Marie Wattine - Chaque photographie est accompagnée d’un texte avec beaucoup de chiffres, de pourcentage et ça aussi c’est quelque chose qui porte encore plus à la réflexion.
Josef Koudelka - Je ne pense pas qu’il y ait trop de chiffres. Pour cette exposition, j’ai fait une exception. Il y a un livre qui est exposé, qui a été fait en République Tchèque il y a environ 8 ans. Je travaillais dans cette région et j’ai rencontré quelqu’un qui m’a dit “écoute il y a toujours des journalistes qui arrivent ici et qui posent toujours les mêmes questions”. Je lui ai demandé d’écrire les questions et les réponses que j’ai utilisées à côté des photos.
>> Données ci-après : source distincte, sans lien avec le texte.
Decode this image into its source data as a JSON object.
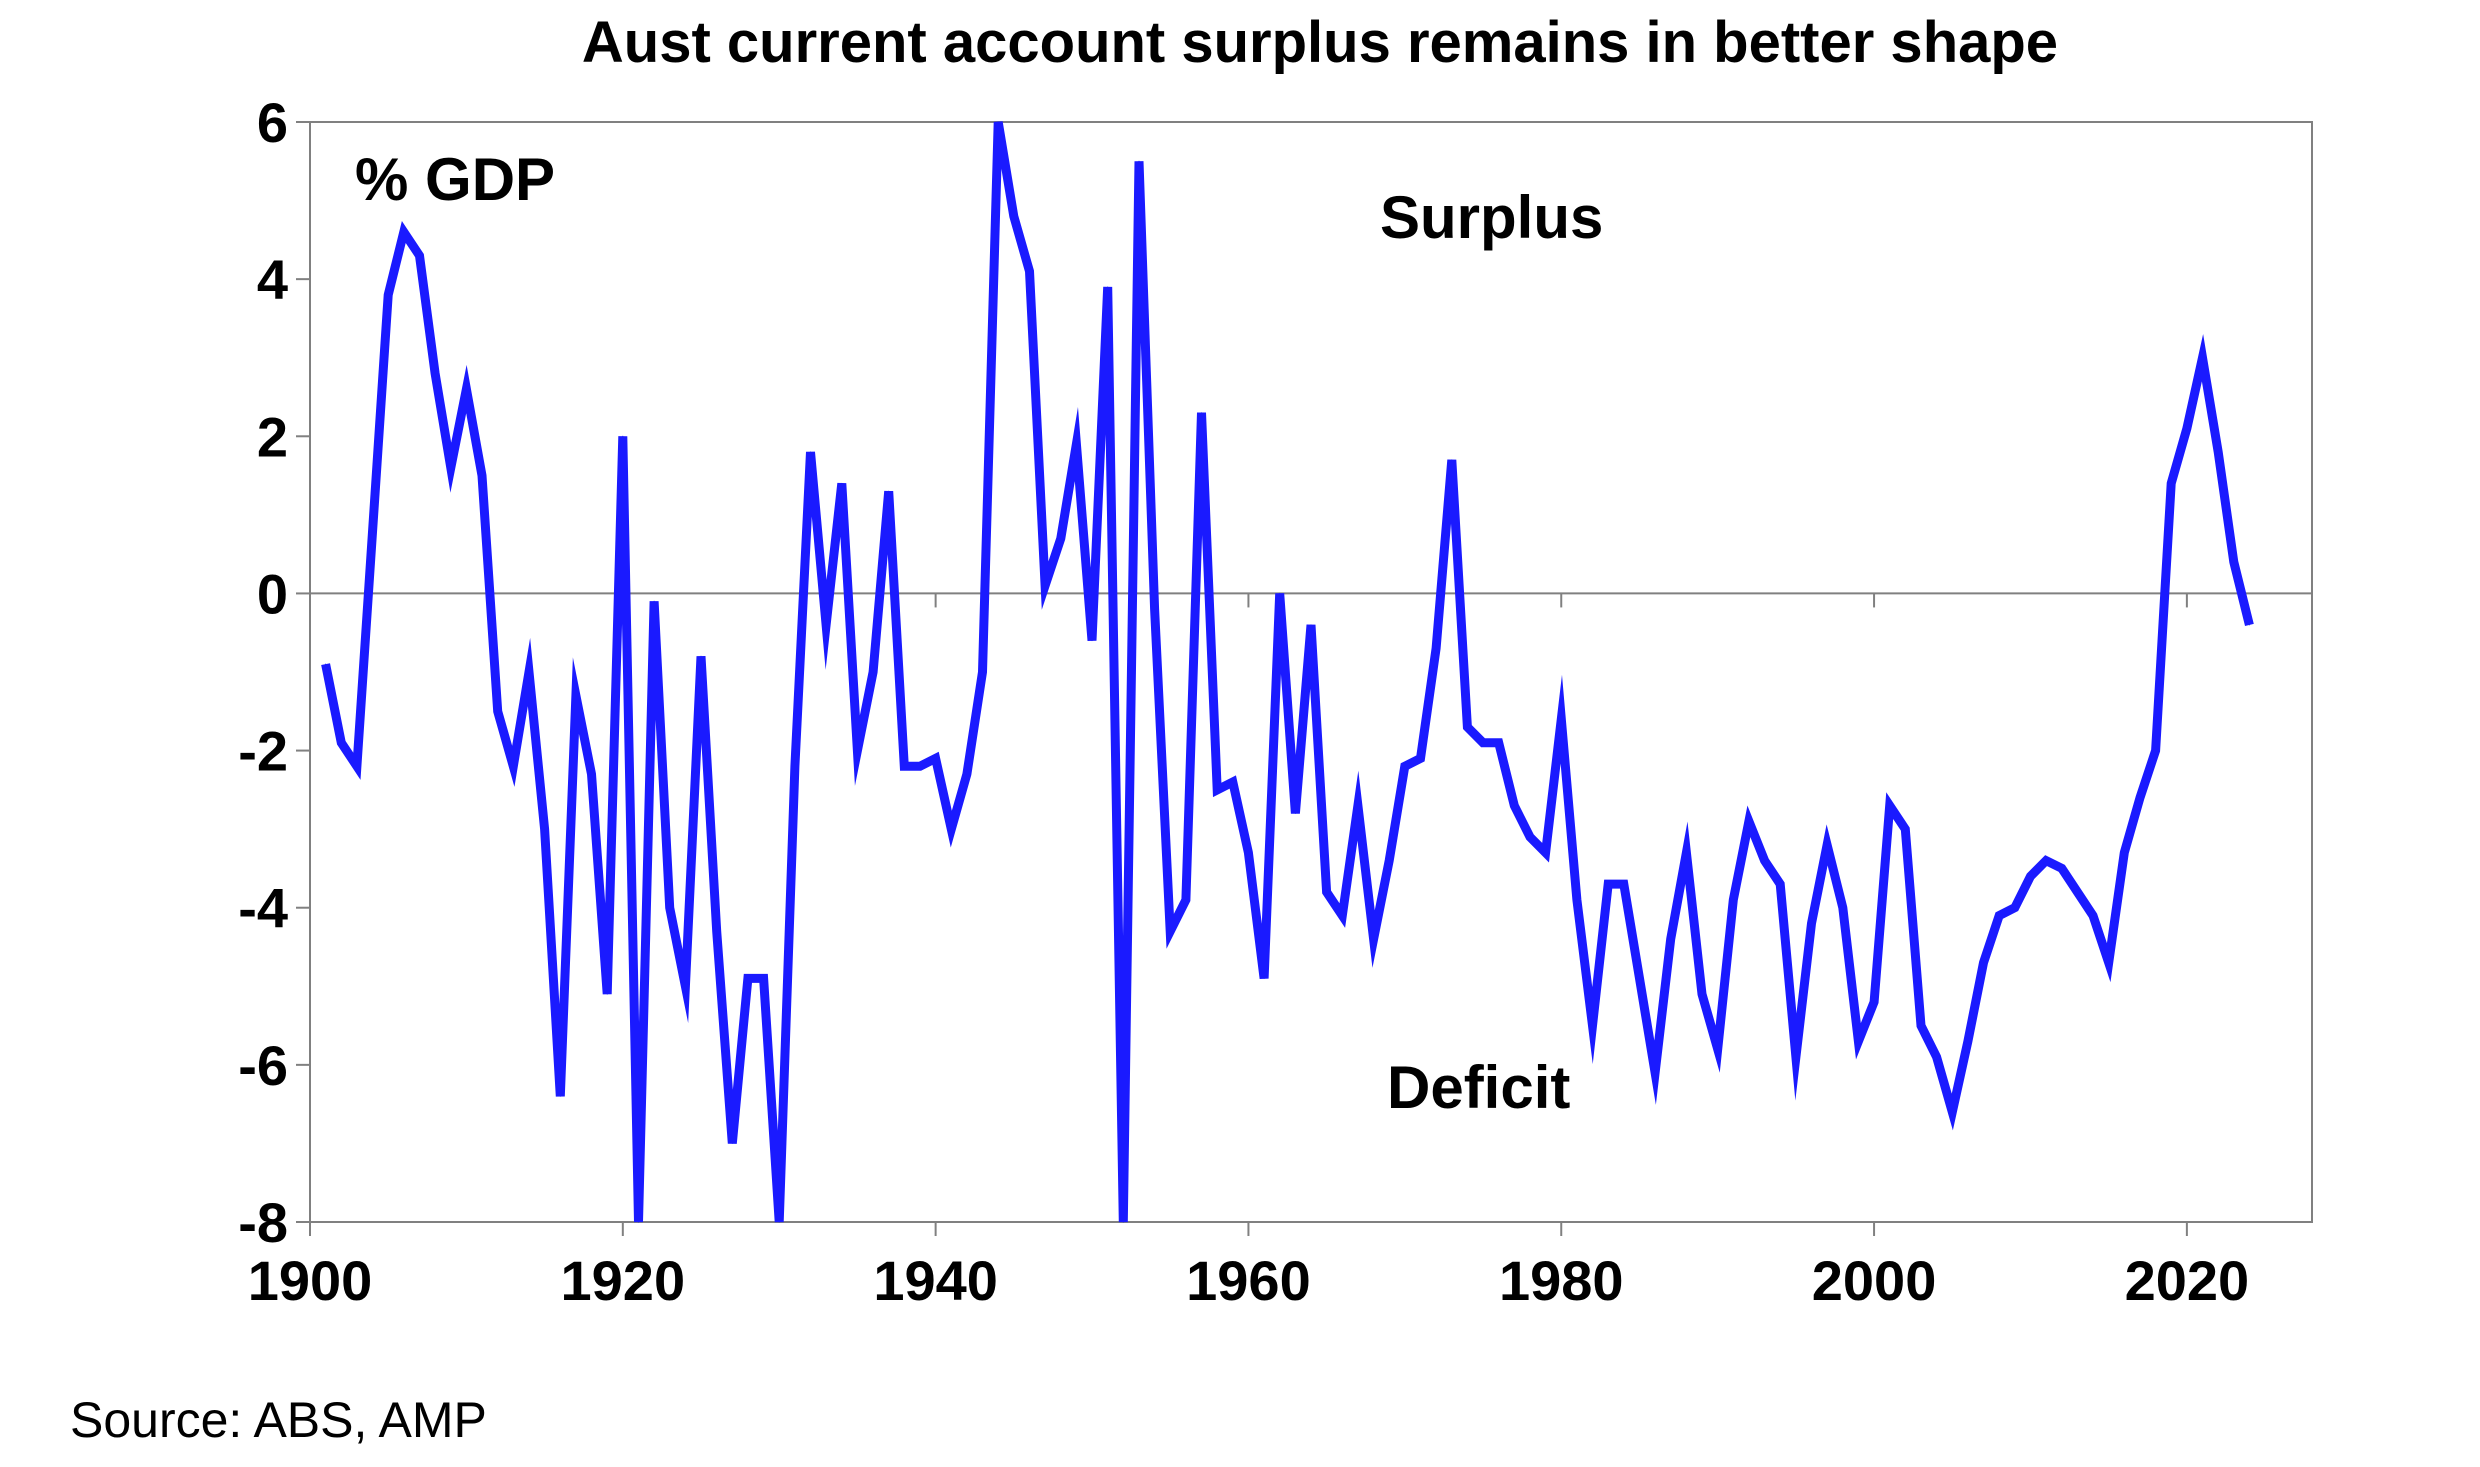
{
  "chart_data": {
    "type": "line",
    "title": "Aust current account surplus remains in better shape",
    "ylabel": "% GDP",
    "xlabel": "",
    "xlim": [
      1900,
      2028
    ],
    "ylim": [
      -8,
      6
    ],
    "x_ticks": [
      "1900",
      "1920",
      "1940",
      "1960",
      "1980",
      "2000",
      "2020"
    ],
    "y_ticks": [
      "6",
      "4",
      "2",
      "0",
      "-2",
      "-4",
      "-6",
      "-8"
    ],
    "grid": false,
    "line_color": "#1a1aff",
    "annotations": [
      "Surplus",
      "Deficit"
    ],
    "source": "Source: ABS, AMP",
    "series": [
      {
        "name": "",
        "x": [
          1901,
          1902,
          1903,
          1904,
          1905,
          1906,
          1907,
          1908,
          1909,
          1910,
          1911,
          1912,
          1913,
          1914,
          1915,
          1916,
          1917,
          1918,
          1919,
          1920,
          1921,
          1922,
          1923,
          1924,
          1925,
          1926,
          1927,
          1928,
          1929,
          1930,
          1931,
          1932,
          1933,
          1934,
          1935,
          1936,
          1937,
          1938,
          1939,
          1940,
          1941,
          1942,
          1943,
          1944,
          1945,
          1946,
          1947,
          1948,
          1949,
          1950,
          1951,
          1952,
          1953,
          1954,
          1955,
          1956,
          1957,
          1958,
          1959,
          1960,
          1961,
          1962,
          1963,
          1964,
          1965,
          1966,
          1967,
          1968,
          1969,
          1970,
          1971,
          1972,
          1973,
          1974,
          1975,
          1976,
          1977,
          1978,
          1979,
          1980,
          1981,
          1982,
          1983,
          1984,
          1985,
          1986,
          1987,
          1988,
          1989,
          1990,
          1991,
          1992,
          1993,
          1994,
          1995,
          1996,
          1997,
          1998,
          1999,
          2000,
          2001,
          2002,
          2003,
          2004,
          2005,
          2006,
          2007,
          2008,
          2009,
          2010,
          2011,
          2012,
          2013,
          2014,
          2015,
          2016,
          2017,
          2018,
          2019,
          2020,
          2021,
          2022,
          2023,
          2024
        ],
        "values": [
          -0.9,
          -1.9,
          -2.2,
          0.8,
          3.8,
          4.6,
          4.3,
          2.8,
          1.6,
          2.6,
          1.5,
          -1.5,
          -2.2,
          -1.0,
          -3.0,
          -6.4,
          -1.3,
          -2.3,
          -5.1,
          2.0,
          -8.0,
          -0.1,
          -4.0,
          -5.0,
          -0.8,
          -4.3,
          -7.0,
          -4.9,
          -4.9,
          -8.0,
          -2.2,
          1.8,
          -0.4,
          1.4,
          -2.0,
          -1.0,
          1.3,
          -2.2,
          -2.2,
          -2.1,
          -3.0,
          -2.3,
          -1.0,
          6.0,
          4.8,
          4.1,
          0.1,
          0.7,
          1.9,
          -0.6,
          3.9,
          -8.0,
          5.5,
          -0.2,
          -4.3,
          -3.9,
          2.3,
          -2.5,
          -2.4,
          -3.3,
          -4.9,
          0.0,
          -2.8,
          -0.4,
          -3.8,
          -4.1,
          -2.7,
          -4.4,
          -3.4,
          -2.2,
          -2.1,
          -0.7,
          1.7,
          -1.7,
          -1.9,
          -1.9,
          -2.7,
          -3.1,
          -3.3,
          -1.6,
          -3.9,
          -5.5,
          -3.7,
          -3.7,
          -4.9,
          -6.1,
          -4.4,
          -3.3,
          -5.1,
          -5.8,
          -3.9,
          -2.9,
          -3.4,
          -3.7,
          -5.9,
          -4.2,
          -3.2,
          -4.0,
          -5.7,
          -5.2,
          -2.7,
          -3.0,
          -5.5,
          -5.9,
          -6.6,
          -5.7,
          -4.7,
          -4.1,
          -4.0,
          -3.6,
          -3.4,
          -3.5,
          -3.8,
          -4.1,
          -4.7,
          -3.3,
          -2.6,
          -2.0,
          1.4,
          2.1,
          3.0,
          1.8,
          0.4,
          -0.4
        ]
      }
    ]
  }
}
Ces réponses ajoutent quelque chose à la photo et je suis content de montrer ce livre lors de l’exposition car j’ai cru comprendre que des écoles viendraient ici et la dimension pédagogique pour l’écologie est importante.
Marie Wattine - On peut dire que ça ne se termine pas . Il y a la grande question : “et après ?”. On a pourtant l’impression d’être déjà dans l’après. On n’ose pas penser à pire que ça.
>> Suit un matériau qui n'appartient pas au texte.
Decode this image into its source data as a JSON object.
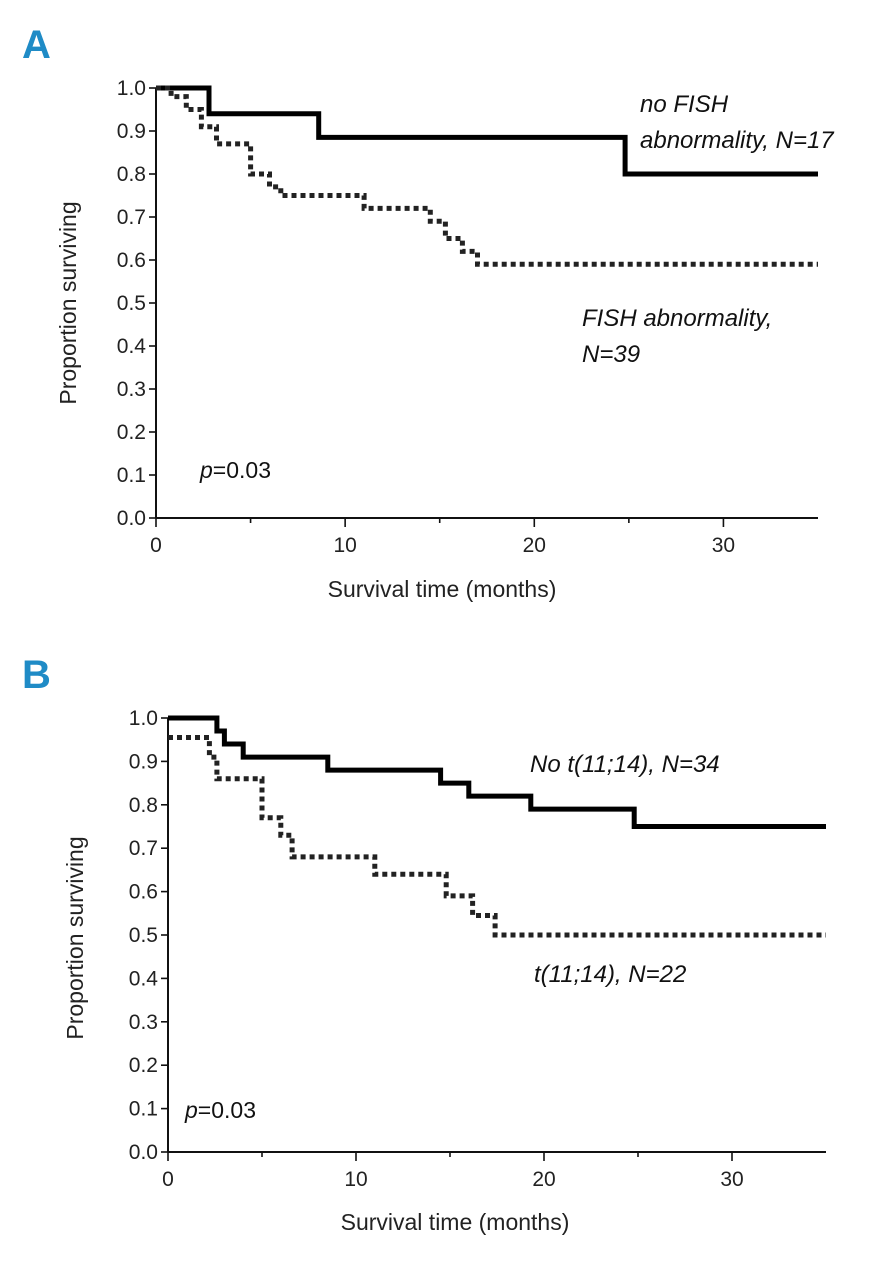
{
  "chart_data": [
    {
      "type": "line",
      "panel": "A",
      "xlabel": "Survival time (months)",
      "ylabel": "Proportion surviving",
      "xlim": [
        0,
        35
      ],
      "ylim": [
        0,
        1
      ],
      "xticks": [
        "0",
        "10",
        "20",
        "30"
      ],
      "yticks": [
        "0.0",
        "0.1",
        "0.2",
        "0.3",
        "0.4",
        "0.5",
        "0.6",
        "0.7",
        "0.8",
        "0.9",
        "1.0"
      ],
      "p_value": {
        "symbol": "p",
        "text": "=0.03"
      },
      "series": [
        {
          "name": "no FISH abnormality, N=17",
          "label_lines": [
            "no FISH",
            "abnormality, N=17"
          ],
          "style": "solid",
          "x": [
            0,
            2.8,
            2.8,
            8.6,
            8.6,
            24.8,
            24.8,
            35
          ],
          "y": [
            1.0,
            1.0,
            0.94,
            0.94,
            0.885,
            0.885,
            0.8,
            0.8
          ]
        },
        {
          "name": "FISH abnormality, N=39",
          "label_lines": [
            "FISH abnormality,",
            "N=39"
          ],
          "style": "dotted",
          "x": [
            0,
            0.8,
            0.8,
            1.6,
            1.6,
            2.4,
            2.4,
            3.2,
            3.2,
            5.0,
            5.0,
            6.0,
            6.0,
            6.6,
            6.6,
            11.0,
            11.0,
            14.5,
            14.5,
            15.3,
            15.3,
            16.2,
            16.2,
            17.0,
            17.0,
            19.5,
            19.5,
            35
          ],
          "y": [
            1.0,
            1.0,
            0.98,
            0.98,
            0.95,
            0.95,
            0.91,
            0.91,
            0.87,
            0.87,
            0.8,
            0.8,
            0.77,
            0.77,
            0.75,
            0.75,
            0.72,
            0.72,
            0.69,
            0.69,
            0.65,
            0.65,
            0.62,
            0.62,
            0.59,
            0.59,
            0.59,
            0.59
          ]
        }
      ]
    },
    {
      "type": "line",
      "panel": "B",
      "xlabel": "Survival time (months)",
      "ylabel": "Proportion surviving",
      "xlim": [
        0,
        35
      ],
      "ylim": [
        0,
        1
      ],
      "xticks": [
        "0",
        "10",
        "20",
        "30"
      ],
      "yticks": [
        "0.0",
        "0.1",
        "0.2",
        "0.3",
        "0.4",
        "0.5",
        "0.6",
        "0.7",
        "0.8",
        "0.9",
        "1.0"
      ],
      "p_value": {
        "symbol": "p",
        "text": "=0.03"
      },
      "series": [
        {
          "name": "No t(11;14), N=34",
          "label_lines": [
            "No t(11;14), N=34"
          ],
          "style": "solid",
          "x": [
            0,
            2.6,
            2.6,
            3.0,
            3.0,
            4.0,
            4.0,
            8.5,
            8.5,
            14.5,
            14.5,
            16.0,
            16.0,
            19.3,
            19.3,
            24.8,
            24.8,
            35
          ],
          "y": [
            1.0,
            1.0,
            0.97,
            0.97,
            0.94,
            0.94,
            0.91,
            0.91,
            0.88,
            0.88,
            0.85,
            0.85,
            0.82,
            0.82,
            0.79,
            0.79,
            0.75,
            0.75
          ]
        },
        {
          "name": "t(11;14), N=22",
          "label_lines": [
            "t(11;14), N=22"
          ],
          "style": "dotted",
          "x": [
            0,
            2.2,
            2.2,
            2.6,
            2.6,
            5.0,
            5.0,
            6.0,
            6.0,
            6.6,
            6.6,
            11.0,
            11.0,
            14.8,
            14.8,
            16.2,
            16.2,
            17.4,
            17.4,
            35
          ],
          "y": [
            0.955,
            0.955,
            0.91,
            0.91,
            0.86,
            0.86,
            0.77,
            0.77,
            0.73,
            0.73,
            0.68,
            0.68,
            0.64,
            0.64,
            0.59,
            0.59,
            0.545,
            0.545,
            0.5,
            0.5
          ]
        }
      ]
    }
  ]
}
Josef Koudelka - Vous savez je ne pense pas que cette région puisse être pire, elle a beaucoup de problèmes. Un problème amène un autre problème. Les gens travaillent dans la mine mais si vous fermez la mine les gens n’ont plus de travail : ça c’est un problème ! Mais peut être qu’il y a un équilibre à trouver ! Je crois qu’une chose a quand même changé : les usines qui produisent de l’électricité sont mieux équipées et polluent moins qu’avant.
Marie Wattine - Est-ce que vous même vous avez l’optimisme du “et après ?”.
Josef Koudelka - Vous savez je suis passée dans cette région, j’ai marché partout pendant 4 ans ; je pense qu’à propos de l’homme et de la nature malgré les destructions qui ont toujours eu lieu, je reste optimiste. Vous ne pouvez pas détruire la nature, elle reste beaucoup plus forte que l’homme.
Marie Wattine - Alors justement avec “et après” on peut se dire : et après si l’homme n’y met plus sa main, la nature reprendra le dessus et cela pourrait faire une terre qui ne soit pas hermétique.
Josef Koudelka - Vous savez comme je vous l’ai dit vous ne pouvez pas détruire la nature. Bien sûr vous pouvez peut-être construire de nouveaux paysages mais il faut le faire avec un sentiment de ne pas détruire de nouveau ce qui a été commencé. Par exemple, vous laissez un paysage détruit pendant 20 ans, la nature le reprend. Vous pouvez de nouveau envoyer la machine et de nouveau tout détruire, tout planifier et faire un paysage complètement inintéressant. Mais au contraire, si vous connaissez ce paysage, si vous marchez assez pour le connaitre, vous pouvez alors créer un nouveau paysage autour du paysage détruit, et ça c’est une chose intéressante. Si on prend par exemple une carrière : une carrière est toujours une destruction de paysage, mais peut-être vous souvenez-vous qu’enfant vous vous êtes baignés dans des paysages de carrière et du coup une carrière qui n’est plus exploitée devient quelque chose d’assez beau ! Il faut voir ce que l’homme va faire de ce paysage.
Marie Wattine - Et puis aussi avec quel œil on regarde et le vôtre est vraiment très affûté.
Josef Koudelka - Je crois que le seul paysage valable est le paysage esthétiquement réel.
Marie Wattine - Est-ce que vous pensez que l’homme a cela de plus au début du 21ème siècle, de penser d’avantage au siècle d’après et pas à ce qu’il a fait jusque là ?
Josef Koudelka - Je ne peux pas vous répondre, ça je ne sais pas.
Marie Wattine - Mais avec votre travail vous apportez une réflexion.
Josef Koudelka - Je voudrais bien (rires).